The purpose of the POPI Act is to ensure that all South African institutions conduct themselves in a responsible manner when collecting, processing, storing and sharing another entity’s personal information by holding them accountable should they abuse or compromise your personal information in any way.
Section 12c of the General Code states that a provider, excluding a representative, must, without limiting the generality of section 11, structure the internal control procedures concerned so as to provide reasonable assurance that all applicable laws are complied with. Therefore non-compliance with POPI will result in the FSP’s failure to comply with the provisions of the FAIS Act.
The article concludes:
FSPs who do not comply with the requirements of the General Code will be in contravention of the FAIS Act and regulatory action will ensue.
Furthermore non-compliance with the POPI Act could expose the Responsible Party to a penalty of a fine and / or imprisonment of up to 12 months. In certain cases the penalty for non-compliance could be a fine and / or imprisonment of up 10 years.
A bright-eyed and bushy-tailed Moonstone reader commented on this as follows:
I’m a little confused by an aspect of the FAIS Newsletter about the bulk transfers.
It refers to POPI as if it is in force and enforceable.
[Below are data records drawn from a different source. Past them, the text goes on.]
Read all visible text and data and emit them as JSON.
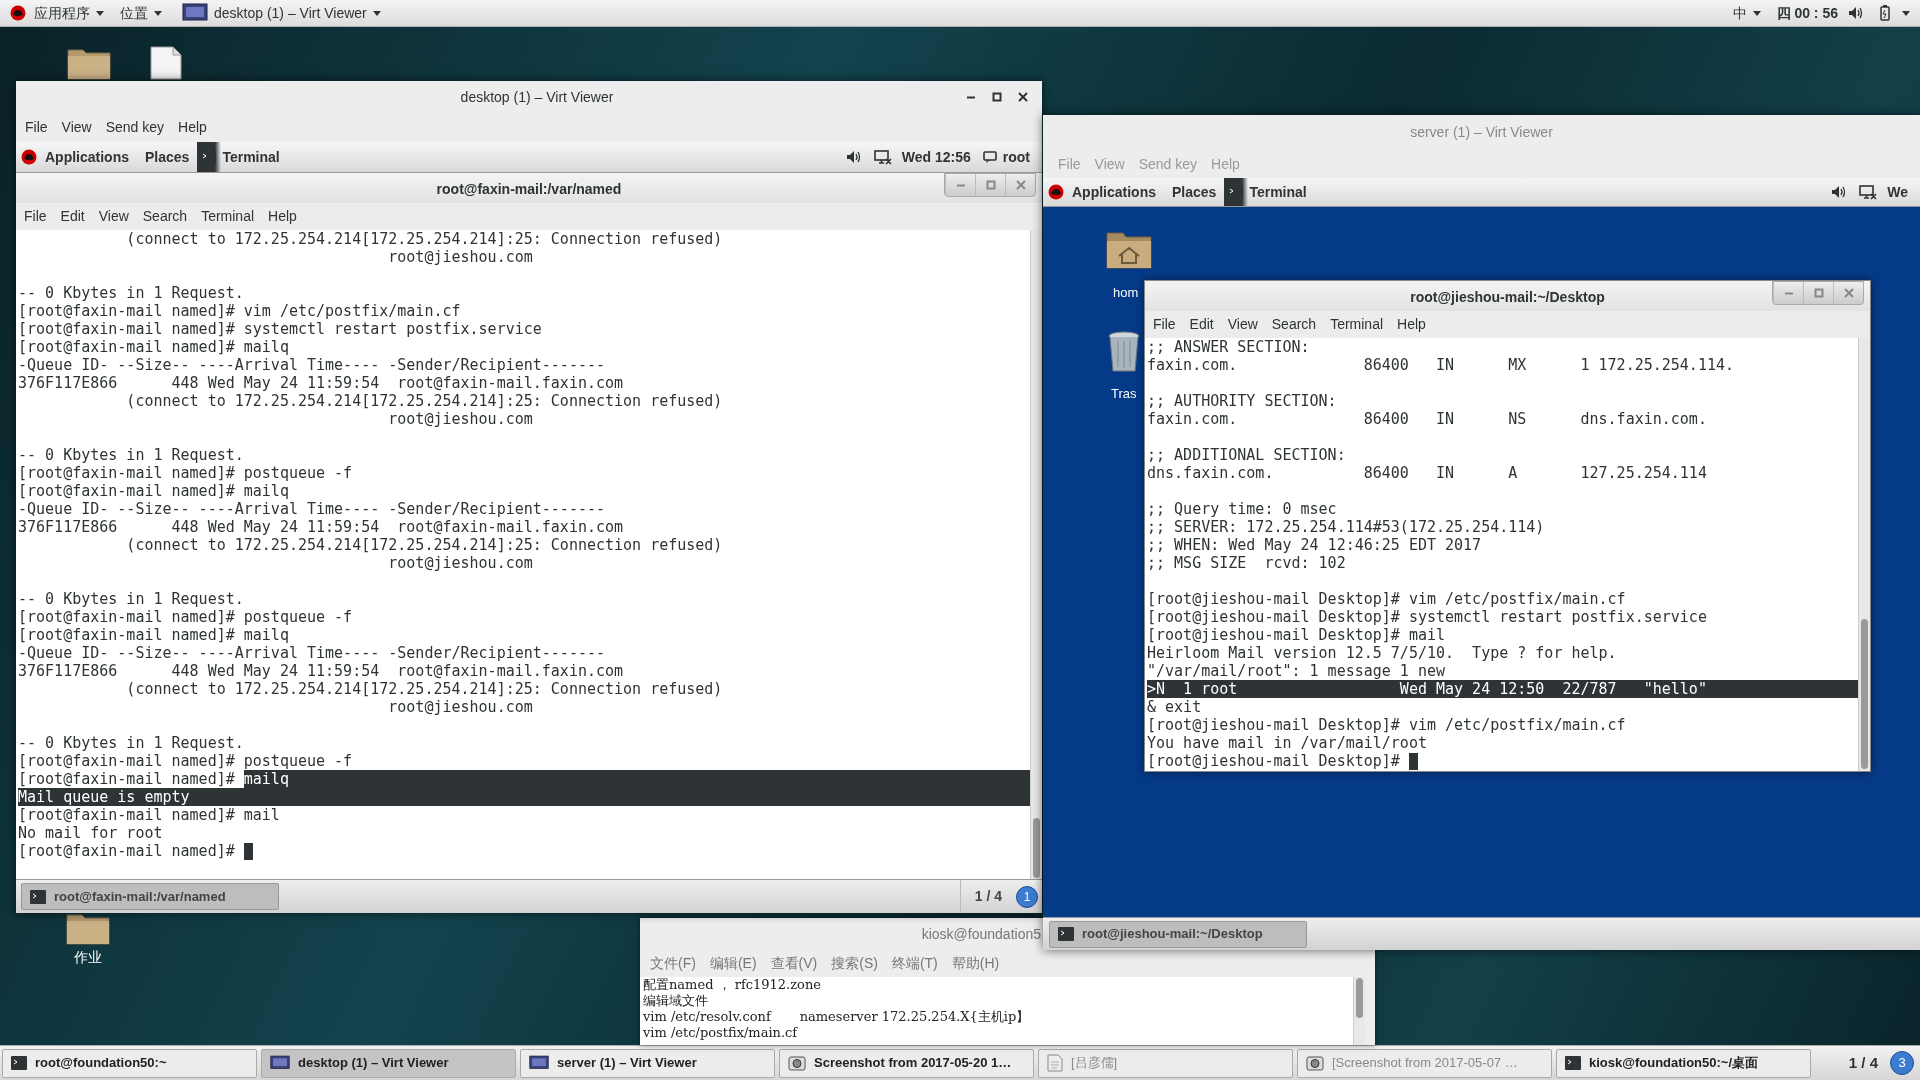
{
  "top_bar": {
    "menus": [
      {
        "label": "应用程序"
      },
      {
        "label": "位置"
      }
    ],
    "active_window": "desktop (1) – Virt Viewer",
    "input_method": "中",
    "clock": "四 00 : 56"
  },
  "desktop_icons": [
    {
      "kind": "folder"
    },
    {
      "kind": "file"
    },
    {
      "kind": "folder",
      "label": "作业"
    }
  ],
  "desktop_viewer": {
    "title": "desktop (1) – Virt Viewer",
    "menu": [
      "File",
      "View",
      "Send key",
      "Help"
    ],
    "guest_panel": {
      "menus": [
        "Applications",
        "Places"
      ],
      "task": "Terminal",
      "clock": "Wed 12:56",
      "user": "root"
    },
    "terminal": {
      "title": "root@faxin-mail:/var/named",
      "menu": [
        "File",
        "Edit",
        "View",
        "Search",
        "Terminal",
        "Help"
      ],
      "lines": [
        {
          "text": "            (connect to 172.25.254.214[172.25.254.214]:25: Connection refused)",
          "selected": false,
          "cursor": false
        },
        {
          "text": "                                         root@jieshou.com",
          "selected": false,
          "cursor": false
        },
        {
          "selected": false,
          "cursor": false
        },
        {
          "text": "-- 0 Kbytes in 1 Request.",
          "selected": false,
          "cursor": false
        },
        {
          "text": "[root@faxin-mail named]# vim /etc/postfix/main.cf",
          "selected": false,
          "cursor": false
        },
        {
          "text": "[root@faxin-mail named]# systemctl restart postfix.service",
          "selected": false,
          "cursor": false
        },
        {
          "text": "[root@faxin-mail named]# mailq",
          "selected": false,
          "cursor": false
        },
        {
          "text": "-Queue ID- --Size-- ----Arrival Time---- -Sender/Recipient-------",
          "selected": false,
          "cursor": false
        },
        {
          "text": "376F117E866      448 Wed May 24 11:59:54  root@faxin-mail.faxin.com",
          "selected": false,
          "cursor": false
        },
        {
          "text": "            (connect to 172.25.254.214[172.25.254.214]:25: Connection refused)",
          "selected": false,
          "cursor": false
        },
        {
          "text": "                                         root@jieshou.com",
          "selected": false,
          "cursor": false
        },
        {
          "selected": false,
          "cursor": false
        },
        {
          "text": "-- 0 Kbytes in 1 Request.",
          "selected": false,
          "cursor": false
        },
        {
          "text": "[root@faxin-mail named]# postqueue -f",
          "selected": false,
          "cursor": false
        },
        {
          "text": "[root@faxin-mail named]# mailq",
          "selected": false,
          "cursor": false
        },
        {
          "text": "-Queue ID- --Size-- ----Arrival Time---- -Sender/Recipient-------",
          "selected": false,
          "cursor": false
        },
        {
          "text": "376F117E866      448 Wed May 24 11:59:54  root@faxin-mail.faxin.com",
          "selected": false,
          "cursor": false
        },
        {
          "text": "            (connect to 172.25.254.214[172.25.254.214]:25: Connection refused)",
          "selected": false,
          "cursor": false
        },
        {
          "text": "                                         root@jieshou.com",
          "selected": false,
          "cursor": false
        },
        {
          "selected": false,
          "cursor": false
        },
        {
          "text": "-- 0 Kbytes in 1 Request.",
          "selected": false,
          "cursor": false
        },
        {
          "text": "[root@faxin-mail named]# postqueue -f",
          "selected": false,
          "cursor": false
        },
        {
          "text": "[root@faxin-mail named]# mailq",
          "selected": false,
          "cursor": false
        },
        {
          "text": "-Queue ID- --Size-- ----Arrival Time---- -Sender/Recipient-------",
          "selected": false,
          "cursor": false
        },
        {
          "text": "376F117E866      448 Wed May 24 11:59:54  root@faxin-mail.faxin.com",
          "selected": false,
          "cursor": false
        },
        {
          "text": "            (connect to 172.25.254.214[172.25.254.214]:25: Connection refused)",
          "selected": false,
          "cursor": false
        },
        {
          "text": "                                         root@jieshou.com",
          "selected": false,
          "cursor": false
        },
        {
          "selected": false,
          "cursor": false
        },
        {
          "text": "-- 0 Kbytes in 1 Request.",
          "selected": false,
          "cursor": false
        },
        {
          "text": "[root@faxin-mail named]# postqueue -f",
          "selected": false,
          "cursor": false
        },
        {
          "text": "[root@faxin-mail named]# ",
          "selected_text": "mailq",
          "selected": true,
          "cursor": false
        },
        {
          "text": "Mail queue is empty",
          "selected": true,
          "cursor": false
        },
        {
          "text": "[root@faxin-mail named]# mail",
          "selected": false,
          "cursor": false
        },
        {
          "text": "No mail for root",
          "selected": false,
          "cursor": false
        },
        {
          "text": "[root@faxin-mail named]# ",
          "selected": false,
          "cursor": true
        }
      ]
    },
    "guest_taskbar": {
      "task": "root@faxin-mail:/var/named",
      "pager": "1 / 4",
      "workspace": "1"
    }
  },
  "server_viewer": {
    "title": "server (1) – Virt Viewer",
    "menu": [
      "File",
      "View",
      "Send key",
      "Help"
    ],
    "guest_panel": {
      "menus": [
        "Applications",
        "Places"
      ],
      "task": "Terminal",
      "clock": "We"
    },
    "desktop_icons": [
      {
        "kind": "home",
        "label": "hom"
      },
      {
        "kind": "trash",
        "label": "Tras"
      }
    ],
    "terminal": {
      "title": "root@jieshou-mail:~/Desktop",
      "menu": [
        "File",
        "Edit",
        "View",
        "Search",
        "Terminal",
        "Help"
      ],
      "lines": [
        {
          "text": ";; ANSWER SECTION:",
          "selected": false,
          "cursor": false
        },
        {
          "text": "faxin.com.\t\t86400\tIN\tMX\t1 172.25.254.114.",
          "selected": false,
          "cursor": false
        },
        {
          "selected": false,
          "cursor": false
        },
        {
          "text": ";; AUTHORITY SECTION:",
          "selected": false,
          "cursor": false
        },
        {
          "text": "faxin.com.\t\t86400\tIN\tNS\tdns.faxin.com.",
          "selected": false,
          "cursor": false
        },
        {
          "selected": false,
          "cursor": false
        },
        {
          "text": ";; ADDITIONAL SECTION:",
          "selected": false,
          "cursor": false
        },
        {
          "text": "dns.faxin.com.\t\t86400\tIN\tA\t127.25.254.114",
          "selected": false,
          "cursor": false
        },
        {
          "selected": false,
          "cursor": false
        },
        {
          "text": ";; Query time: 0 msec",
          "selected": false,
          "cursor": false
        },
        {
          "text": ";; SERVER: 172.25.254.114#53(172.25.254.114)",
          "selected": false,
          "cursor": false
        },
        {
          "text": ";; WHEN: Wed May 24 12:46:25 EDT 2017",
          "selected": false,
          "cursor": false
        },
        {
          "text": ";; MSG SIZE  rcvd: 102",
          "selected": false,
          "cursor": false
        },
        {
          "selected": false,
          "cursor": false
        },
        {
          "text": "[root@jieshou-mail Desktop]# vim /etc/postfix/main.cf",
          "selected": false,
          "cursor": false
        },
        {
          "text": "[root@jieshou-mail Desktop]# systemctl restart postfix.service",
          "selected": false,
          "cursor": false
        },
        {
          "text": "[root@jieshou-mail Desktop]# mail",
          "selected": false,
          "cursor": false
        },
        {
          "text": "Heirloom Mail version 12.5 7/5/10.  Type ? for help.",
          "selected": false,
          "cursor": false
        },
        {
          "text": "\"/var/mail/root\": 1 message 1 new",
          "selected": false,
          "cursor": false
        },
        {
          "text": ">N  1 root                  Wed May 24 12:50  22/787   \"hello\"",
          "selected": true,
          "cursor": false
        },
        {
          "text": "& exit",
          "selected": false,
          "cursor": false
        },
        {
          "text": "[root@jieshou-mail Desktop]# vim /etc/postfix/main.cf",
          "selected": false,
          "cursor": false
        },
        {
          "text": "You have mail in /var/mail/root",
          "selected": false,
          "cursor": false
        },
        {
          "text": "[root@jieshou-mail Desktop]# ",
          "selected": false,
          "cursor": true
        }
      ]
    },
    "guest_taskbar": {
      "task": "root@jieshou-mail:~/Desktop"
    }
  },
  "kiosk_terminal": {
    "title": "kiosk@foundation5",
    "menu": [
      "文件(F)",
      "编辑(E)",
      "查看(V)",
      "搜索(S)",
      "终端(T)",
      "帮助(H)"
    ],
    "lines": [
      "配置named ， rfc1912.zone",
      "编辑域文件",
      "vim /etc/resolv.conf       nameserver 172.25.254.X{主机ip】",
      "vim /etc/postfix/main.cf"
    ]
  },
  "taskbar": {
    "items": [
      {
        "kind": "terminal",
        "label": "root@foundation50:~",
        "selected": false,
        "minimized": false
      },
      {
        "kind": "viewer",
        "label": "desktop (1) – Virt Viewer",
        "selected": true,
        "minimized": false
      },
      {
        "kind": "viewer",
        "label": "server (1) – Virt Viewer",
        "selected": false,
        "minimized": false
      },
      {
        "kind": "image",
        "label": "Screenshot from 2017-05-20 1…",
        "selected": false,
        "minimized": false
      },
      {
        "kind": "document",
        "label": "[吕彦儒]",
        "selected": false,
        "minimized": true
      },
      {
        "kind": "image",
        "label": "[Screenshot from 2017-05-07 …",
        "selected": false,
        "minimized": true
      },
      {
        "kind": "terminal",
        "label": "kiosk@foundation50:~/桌面",
        "selected": false,
        "minimized": false
      }
    ],
    "pager": "1 / 4",
    "workspace": "3"
  }
}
As I understand it, the Act is promulgated, but not in force. While it may be good business practice to be fastidiously protecting client’s information, the requirements as set out in the Act are not yet a legal requirement.
Assuming that insurer/underwriting manager and policy does not change, the implications for Brokers who wish to merge their businesses with other Brokers or to sell their books to other Brokers are extremely onerous.
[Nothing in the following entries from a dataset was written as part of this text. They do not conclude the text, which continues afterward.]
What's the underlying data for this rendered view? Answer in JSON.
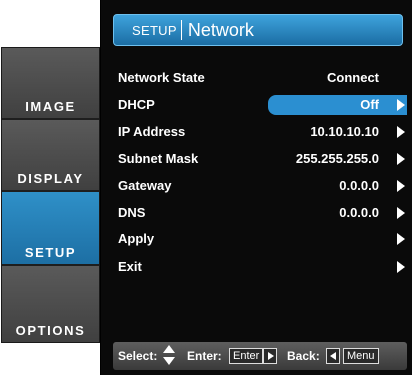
{
  "tabs": [
    {
      "label": "IMAGE",
      "active": false
    },
    {
      "label": "DISPLAY",
      "active": false
    },
    {
      "label": "SETUP",
      "active": true
    },
    {
      "label": "OPTIONS",
      "active": false
    }
  ],
  "header": {
    "section": "SETUP",
    "title": "Network"
  },
  "rows": [
    {
      "label": "Network State",
      "value": "Connect",
      "arrow": false,
      "highlighted": false
    },
    {
      "label": "DHCP",
      "value": "Off",
      "arrow": true,
      "highlighted": true
    },
    {
      "label": "IP Address",
      "value": "10.10.10.10",
      "arrow": true,
      "highlighted": false
    },
    {
      "label": "Subnet Mask",
      "value": "255.255.255.0",
      "arrow": true,
      "highlighted": false
    },
    {
      "label": "Gateway",
      "value": "0.0.0.0",
      "arrow": true,
      "highlighted": false
    },
    {
      "label": "DNS",
      "value": "0.0.0.0",
      "arrow": true,
      "highlighted": false
    },
    {
      "label": "Apply",
      "value": "",
      "arrow": true,
      "highlighted": false
    },
    {
      "label": "Exit",
      "value": "",
      "arrow": true,
      "highlighted": false
    }
  ],
  "footer": {
    "select_label": "Select:",
    "enter_label": "Enter:",
    "enter_key": "Enter",
    "back_label": "Back:",
    "menu_key": "Menu"
  },
  "colors": {
    "accent": "#2b8fd1",
    "panel_bg": "#0a0a0a",
    "tab_bg": "#4a4a4a",
    "text": "#ffffff"
  }
}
We referred the matter to the FSB who responded as follows:
The reference to POPI in the article is not properly captured as it gives the impression that the Act is already in operation. The sanctions will only apply after the effective date of the POPI Act. We will rectify the article.
I have noted the concerns of the reader with regards to the onerous implications for brokers when merging or selling their books but it is a requirement that clients must be informed and give consent to the move to another broker.
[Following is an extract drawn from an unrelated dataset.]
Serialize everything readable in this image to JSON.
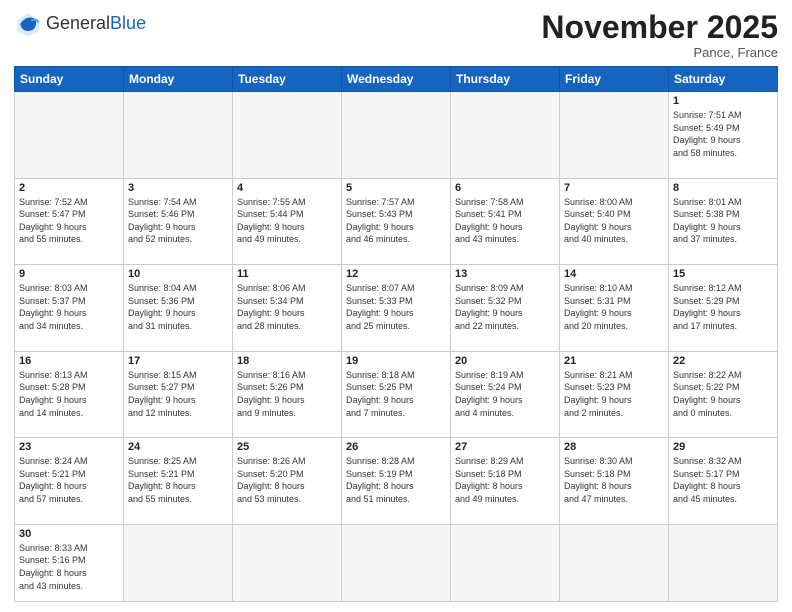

This issue will play an extremely important role under Twin Peaks as part of the Market Conduct Regulator’s intention of acting in a pro-active and pre-emptive manner to avoid risk exposure for clients. We advise readers to familiarise themselves with the contents of POPI and start gearing their businesses in this direction in anticipation of the appointment by the Regulator.
Keeping clients informed
The FSB recently conducted investigations into allegations of the moving of books of policies between brokers and/or between insurers without the consent and/or knowledge of policyholders. According to the findings, in most cases the policyholders were merely notified of the movement of their policies without being provided with the option of whether to move or not. In many instances, no consent was obtained from the policyholders prior to the transfers. In other cases, policyholders did not receive any notifications nor did they provide consent to transfer their policies.
Onerous as it is, the law is the law, and has to be obeyed.